For matrix B, I get the same scenario for eigenvalues (value of $1$ repeated twice), but am unsure if my eigenspace, consisting of $(1,0)$, is correct? Then again, I am left in the same situation.
Are those matrices un-diagonalizable? (spelling?) Can someone help me out?
Thank you.
Hints:
The first is not diagonalizable, but we can use the Jordan Normal Form.
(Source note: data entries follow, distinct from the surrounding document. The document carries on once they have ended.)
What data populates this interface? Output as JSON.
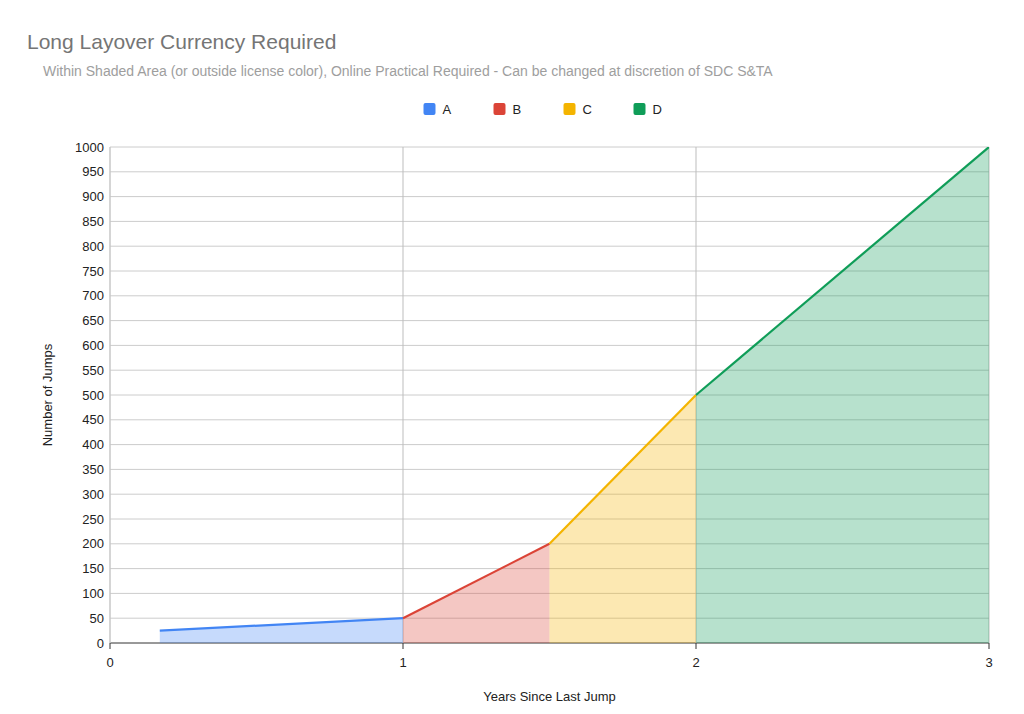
{
  "chart_data": {
    "type": "area",
    "title": "Long Layover Currency Required",
    "subtitle": "Within Shaded Area (or outside license color), Online Practical Required - Can be changed at discretion of SDC S&TA",
    "x_label": "Years Since Last Jump",
    "y_label": "Number of Jumps",
    "series": [
      {
        "name": "A",
        "color": "#4285f4",
        "x": [
          0.17,
          1
        ],
        "values": [
          25,
          50
        ]
      },
      {
        "name": "B",
        "color": "#db4437",
        "x": [
          1,
          1.5
        ],
        "values": [
          50,
          200
        ]
      },
      {
        "name": "C",
        "color": "#f4b400",
        "x": [
          1.5,
          2
        ],
        "values": [
          200,
          500
        ]
      },
      {
        "name": "D",
        "color": "#0f9d58",
        "x": [
          2,
          3
        ],
        "values": [
          500,
          1000
        ]
      }
    ],
    "xlim": [
      0,
      3
    ],
    "xticks": [
      0,
      1,
      2,
      3
    ],
    "ylim": [
      0,
      1000
    ],
    "yticks": [
      0,
      50,
      100,
      150,
      200,
      250,
      300,
      350,
      400,
      450,
      500,
      550,
      600,
      650,
      700,
      750,
      800,
      850,
      900,
      950,
      1000
    ],
    "grid": true,
    "legend": "top"
  }
}
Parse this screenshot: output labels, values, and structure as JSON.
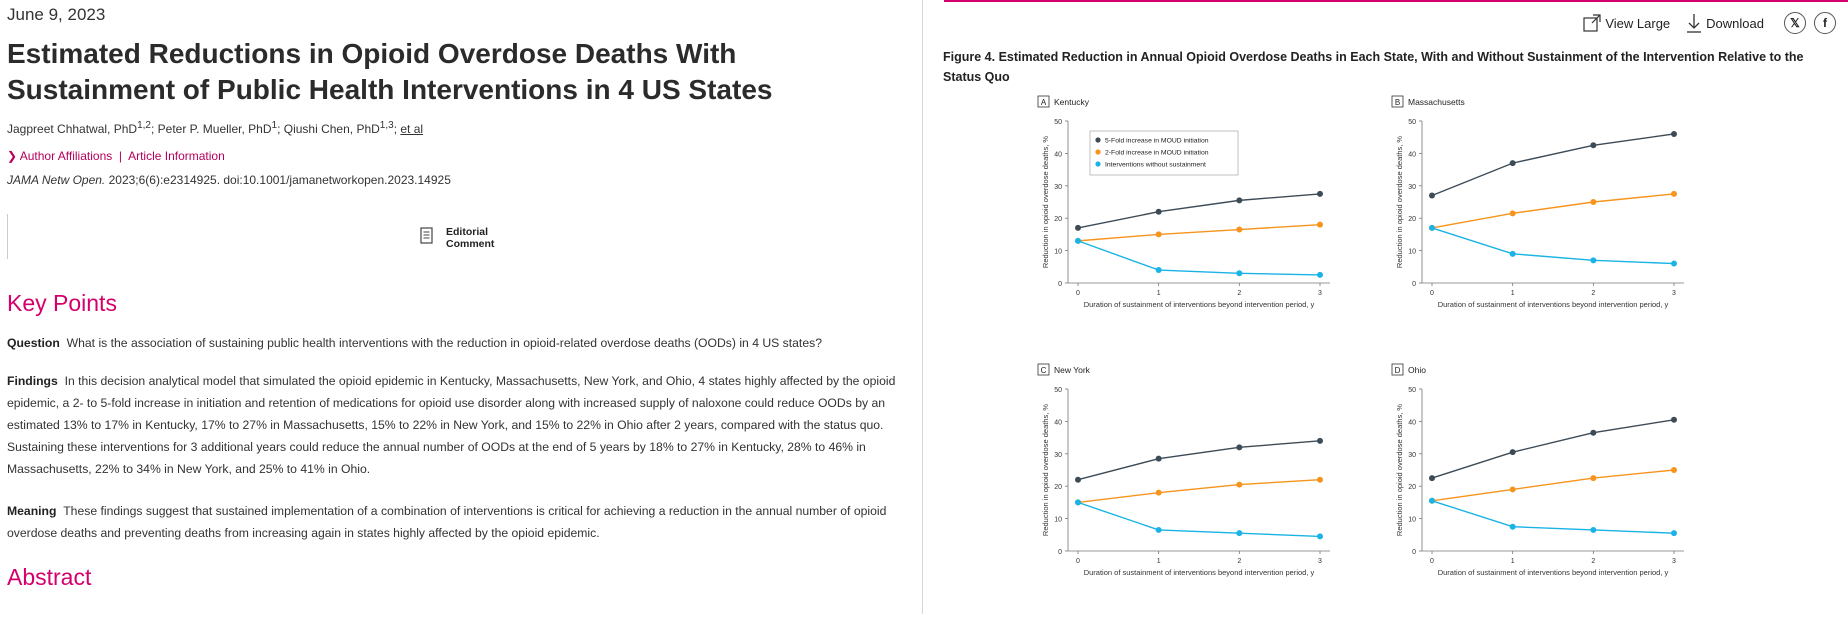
{
  "article": {
    "date": "June 9, 2023",
    "title": "Estimated Reductions in Opioid Overdose Deaths With Sustainment of Public Health Interventions in 4 US States",
    "authors": [
      {
        "name": "Jagpreet Chhatwal, PhD",
        "sup": "1,2"
      },
      {
        "name": "Peter P. Mueller, PhD",
        "sup": "1"
      },
      {
        "name": "Qiushi Chen, PhD",
        "sup": "1,3"
      }
    ],
    "et_al": "et al",
    "author_affiliations": "Author Affiliations",
    "separator": "|",
    "article_information": "Article Information",
    "journal": "JAMA Netw Open.",
    "citation": " 2023;6(6):e2314925. doi:10.1001/jamanetworkopen.2023.14925",
    "editorial_line1": "Editorial",
    "editorial_line2": "Comment",
    "key_points_heading": "Key Points",
    "question_label": "Question",
    "question_text": "What is the association of sustaining public health interventions with the reduction in opioid-related overdose deaths (OODs) in 4 US states?",
    "findings_label": "Findings",
    "findings_text": "In this decision analytical model that simulated the opioid epidemic in Kentucky, Massachusetts, New York, and Ohio, 4 states highly affected by the opioid epidemic, a 2- to 5-fold increase in initiation and retention of medications for opioid use disorder along with increased supply of naloxone could reduce OODs by an estimated 13% to 17% in Kentucky, 17% to 27% in Massachusetts, 15% to 22% in New York, and 15% to 22% in Ohio after 2 years, compared with the status quo. Sustaining these interventions for 3 additional years could reduce the annual number of OODs at the end of 5 years by 18% to 27% in Kentucky, 28% to 46% in Massachusetts, 22% to 34% in New York, and 25% to 41% in Ohio.",
    "meaning_label": "Meaning",
    "meaning_text": "These findings suggest that sustained implementation of a combination of interventions is critical for achieving a reduction in the annual number of opioid overdose deaths and preventing deaths from increasing again in states highly affected by the opioid epidemic.",
    "abstract_heading": "Abstract"
  },
  "figure": {
    "view_large": "View Large",
    "download": "Download",
    "x_icon": "x-social-icon",
    "facebook_icon": "facebook-icon",
    "title": "Figure 4.  Estimated Reduction in Annual Opioid Overdose Deaths in Each State, With and Without Sustainment of the Intervention Relative to the Status Quo"
  },
  "colors": {
    "accent": "#d4006c",
    "series_dark": "#3d4b57",
    "series_orange": "#f7941d",
    "series_blue": "#1ab3e6"
  },
  "chart_data": [
    {
      "type": "line",
      "panel_letter": "A",
      "panel_name": "Kentucky",
      "x": [
        0,
        1,
        2,
        3
      ],
      "xlabel": "Duration of sustainment of interventions beyond intervention period, y",
      "ylabel": "Reduction in opioid overdose deaths, %",
      "ylim": [
        0,
        50
      ],
      "yticks": [
        0,
        10,
        20,
        30,
        40,
        50
      ],
      "legend": "top-left",
      "series": [
        {
          "name": "5-Fold increase in MOUD initiation",
          "color": "#3d4b57",
          "values": [
            17,
            22,
            25.5,
            27.5
          ]
        },
        {
          "name": "2-Fold increase in MOUD initiation",
          "color": "#f7941d",
          "values": [
            13,
            15,
            16.5,
            18
          ]
        },
        {
          "name": "Interventions without sustainment",
          "color": "#1ab3e6",
          "values": [
            13,
            4,
            3,
            2.5
          ]
        }
      ]
    },
    {
      "type": "line",
      "panel_letter": "B",
      "panel_name": "Massachusetts",
      "x": [
        0,
        1,
        2,
        3
      ],
      "xlabel": "Duration of sustainment of interventions beyond intervention period, y",
      "ylabel": "Reduction in opioid overdose deaths, %",
      "ylim": [
        0,
        50
      ],
      "yticks": [
        0,
        10,
        20,
        30,
        40,
        50
      ],
      "series": [
        {
          "color": "#3d4b57",
          "values": [
            27,
            37,
            42.5,
            46
          ]
        },
        {
          "color": "#f7941d",
          "values": [
            17,
            21.5,
            25,
            27.5
          ]
        },
        {
          "color": "#1ab3e6",
          "values": [
            17,
            9,
            7,
            6
          ]
        }
      ]
    },
    {
      "type": "line",
      "panel_letter": "C",
      "panel_name": "New York",
      "x": [
        0,
        1,
        2,
        3
      ],
      "xlabel": "Duration of sustainment of interventions beyond intervention period, y",
      "ylabel": "Reduction in opioid overdose deaths, %",
      "ylim": [
        0,
        50
      ],
      "yticks": [
        0,
        10,
        20,
        30,
        40,
        50
      ],
      "series": [
        {
          "color": "#3d4b57",
          "values": [
            22,
            28.5,
            32,
            34
          ]
        },
        {
          "color": "#f7941d",
          "values": [
            15,
            18,
            20.5,
            22
          ]
        },
        {
          "color": "#1ab3e6",
          "values": [
            15,
            6.5,
            5.5,
            4.5
          ]
        }
      ]
    },
    {
      "type": "line",
      "panel_letter": "D",
      "panel_name": "Ohio",
      "x": [
        0,
        1,
        2,
        3
      ],
      "xlabel": "Duration of sustainment of interventions beyond intervention period, y",
      "ylabel": "Reduction in opioid overdose deaths, %",
      "ylim": [
        0,
        50
      ],
      "yticks": [
        0,
        10,
        20,
        30,
        40,
        50
      ],
      "series": [
        {
          "color": "#3d4b57",
          "values": [
            22.5,
            30.5,
            36.5,
            40.5
          ]
        },
        {
          "color": "#f7941d",
          "values": [
            15.5,
            19,
            22.5,
            25
          ]
        },
        {
          "color": "#1ab3e6",
          "values": [
            15.5,
            7.5,
            6.5,
            5.5
          ]
        }
      ]
    }
  ]
}
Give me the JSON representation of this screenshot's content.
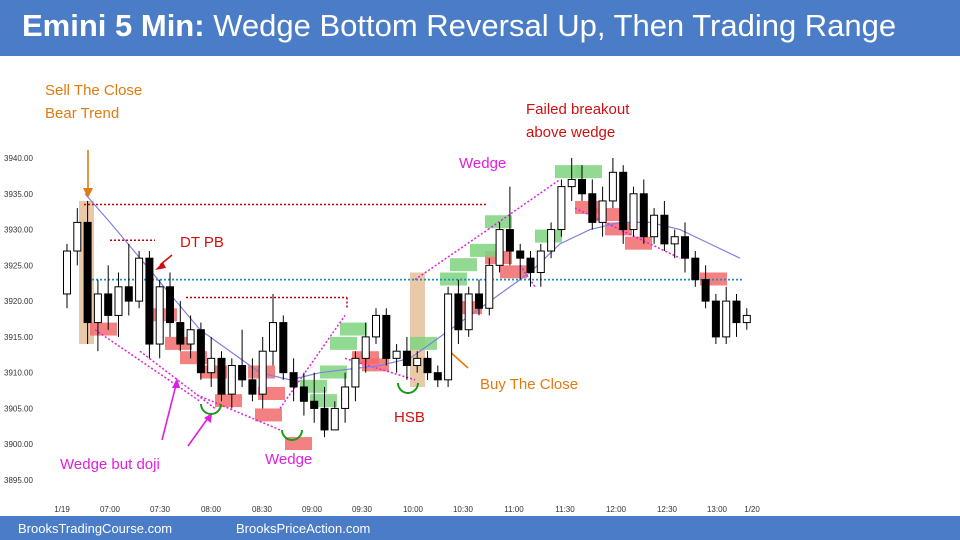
{
  "header": {
    "title_bold": "Emini 5 Min:",
    "title_rest": " Wedge Bottom Reversal Up, Then Trading Range"
  },
  "footer": {
    "left_link": "BrooksTradingCourse.com",
    "right_link": "BrooksPriceAction.com"
  },
  "colors": {
    "header_bg": "#4a7cc7",
    "bull_box": "#7fd37f",
    "bear_box": "#f26b6b",
    "entry_bar": "#e8c9a8",
    "orange_text": "#e07b10",
    "red_text": "#d01010",
    "magenta": "#e020e0",
    "ema": "#8080e0",
    "dotted_blue": "#1a8fc0"
  },
  "chart_data": {
    "type": "candlestick",
    "y_ticks": [
      "3940.00",
      "3935.00",
      "3930.00",
      "3925.00",
      "3920.00",
      "3915.00",
      "3910.00",
      "3905.00",
      "3900.00",
      "3895.00"
    ],
    "x_ticks": [
      "1/19",
      "07:00",
      "07:30",
      "08:00",
      "08:30",
      "09:00",
      "09:30",
      "10:00",
      "10:30",
      "11:00",
      "11:30",
      "12:00",
      "12:30",
      "13:00",
      "1/20"
    ],
    "ylim": [
      3893,
      3942
    ],
    "candles": [
      [
        3921,
        3928,
        3919,
        3927
      ],
      [
        3927,
        3933,
        3925,
        3931
      ],
      [
        3931,
        3934,
        3914,
        3917
      ],
      [
        3917,
        3923,
        3913,
        3921
      ],
      [
        3921,
        3925,
        3916,
        3918
      ],
      [
        3918,
        3924,
        3915,
        3922
      ],
      [
        3922,
        3928,
        3918,
        3920
      ],
      [
        3920,
        3927,
        3919,
        3926
      ],
      [
        3926,
        3927,
        3912,
        3914
      ],
      [
        3914,
        3923,
        3912,
        3922
      ],
      [
        3922,
        3924,
        3915,
        3917
      ],
      [
        3917,
        3920,
        3913,
        3914
      ],
      [
        3914,
        3918,
        3912,
        3916
      ],
      [
        3916,
        3917,
        3909,
        3910
      ],
      [
        3910,
        3915,
        3908,
        3912
      ],
      [
        3912,
        3913,
        3906,
        3907
      ],
      [
        3907,
        3912,
        3905,
        3911
      ],
      [
        3911,
        3916,
        3908,
        3909
      ],
      [
        3909,
        3912,
        3906,
        3907
      ],
      [
        3907,
        3915,
        3905,
        3913
      ],
      [
        3913,
        3921,
        3911,
        3917
      ],
      [
        3917,
        3918,
        3909,
        3910
      ],
      [
        3910,
        3912,
        3906,
        3908
      ],
      [
        3908,
        3910,
        3904,
        3906
      ],
      [
        3906,
        3910,
        3903,
        3905
      ],
      [
        3905,
        3908,
        3901,
        3902
      ],
      [
        3902,
        3906,
        3902,
        3905
      ],
      [
        3905,
        3910,
        3903,
        3908
      ],
      [
        3908,
        3913,
        3906,
        3912
      ],
      [
        3912,
        3917,
        3910,
        3915
      ],
      [
        3915,
        3919,
        3914,
        3918
      ],
      [
        3918,
        3919,
        3911,
        3912
      ],
      [
        3912,
        3914,
        3910,
        3913
      ],
      [
        3913,
        3915,
        3909,
        3911
      ],
      [
        3911,
        3913,
        3910,
        3912
      ],
      [
        3912,
        3913,
        3909,
        3910
      ],
      [
        3910,
        3911,
        3908,
        3909
      ],
      [
        3909,
        3922,
        3908,
        3921
      ],
      [
        3921,
        3923,
        3914,
        3916
      ],
      [
        3916,
        3922,
        3915,
        3921
      ],
      [
        3921,
        3923,
        3918,
        3919
      ],
      [
        3919,
        3926,
        3918,
        3925
      ],
      [
        3925,
        3931,
        3924,
        3930
      ],
      [
        3930,
        3936,
        3925,
        3927
      ],
      [
        3927,
        3928,
        3923,
        3926
      ],
      [
        3926,
        3927,
        3922,
        3924
      ],
      [
        3924,
        3928,
        3922,
        3927
      ],
      [
        3927,
        3931,
        3926,
        3930
      ],
      [
        3930,
        3937,
        3929,
        3936
      ],
      [
        3936,
        3940,
        3934,
        3937
      ],
      [
        3937,
        3939,
        3934,
        3935
      ],
      [
        3935,
        3937,
        3930,
        3931
      ],
      [
        3931,
        3936,
        3929,
        3934
      ],
      [
        3934,
        3940,
        3933,
        3938
      ],
      [
        3938,
        3939,
        3928,
        3930
      ],
      [
        3930,
        3936,
        3929,
        3935
      ],
      [
        3935,
        3937,
        3928,
        3929
      ],
      [
        3929,
        3933,
        3928,
        3932
      ],
      [
        3932,
        3934,
        3927,
        3928
      ],
      [
        3928,
        3930,
        3926,
        3929
      ],
      [
        3929,
        3931,
        3924,
        3926
      ],
      [
        3926,
        3927,
        3922,
        3923
      ],
      [
        3923,
        3925,
        3919,
        3920
      ],
      [
        3920,
        3921,
        3914,
        3915
      ],
      [
        3915,
        3922,
        3914,
        3920
      ],
      [
        3920,
        3921,
        3915,
        3917
      ],
      [
        3917,
        3919,
        3916,
        3918
      ]
    ],
    "annotations": [
      "Sell The Close",
      "Bear Trend",
      "DT PB",
      "Failed breakout",
      "above wedge",
      "Wedge",
      "Wedge but doji",
      "Wedge",
      "HSB",
      "Buy The Close"
    ]
  }
}
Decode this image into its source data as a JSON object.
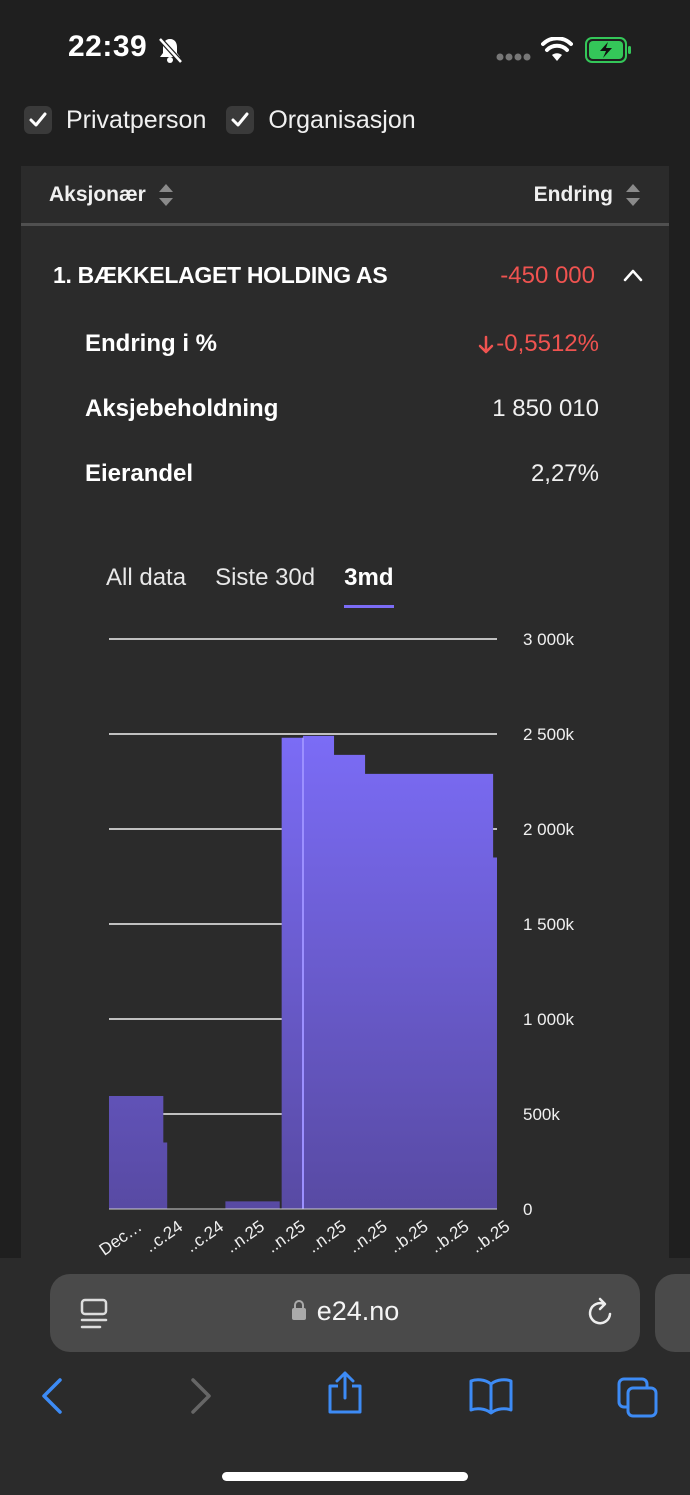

We get:
$$A = PJP^{-1} =\left( \begin{array}{cc} 1 & -1 \\ 1 & 0 \\ \end{array} \right) \left( \begin{array}{cc} 1 & 1 \\ 0 & 1 \\ \end{array} \right) \left( \begin{array}{cc} 0 & 1 \\ -1 & 1 \\ \end{array} \right)$$
The second is diagonalizable and we get:
$$A = PJP^{-1} = \left( \begin{array}{cc} i-1 & -i-1 \\ 1 & 1 \\ \end{array} \right) \left( \begin{array}{cc} -i & 0 \\ 0 & i \\ \end{array} \right) \left( \begin{array}{cc} \frac{1}{2 i} & \frac{i+1}{2 i} \\ -\frac{1}{2 i} & \frac{i-1}{2 i} \\ \end{array} \right)$$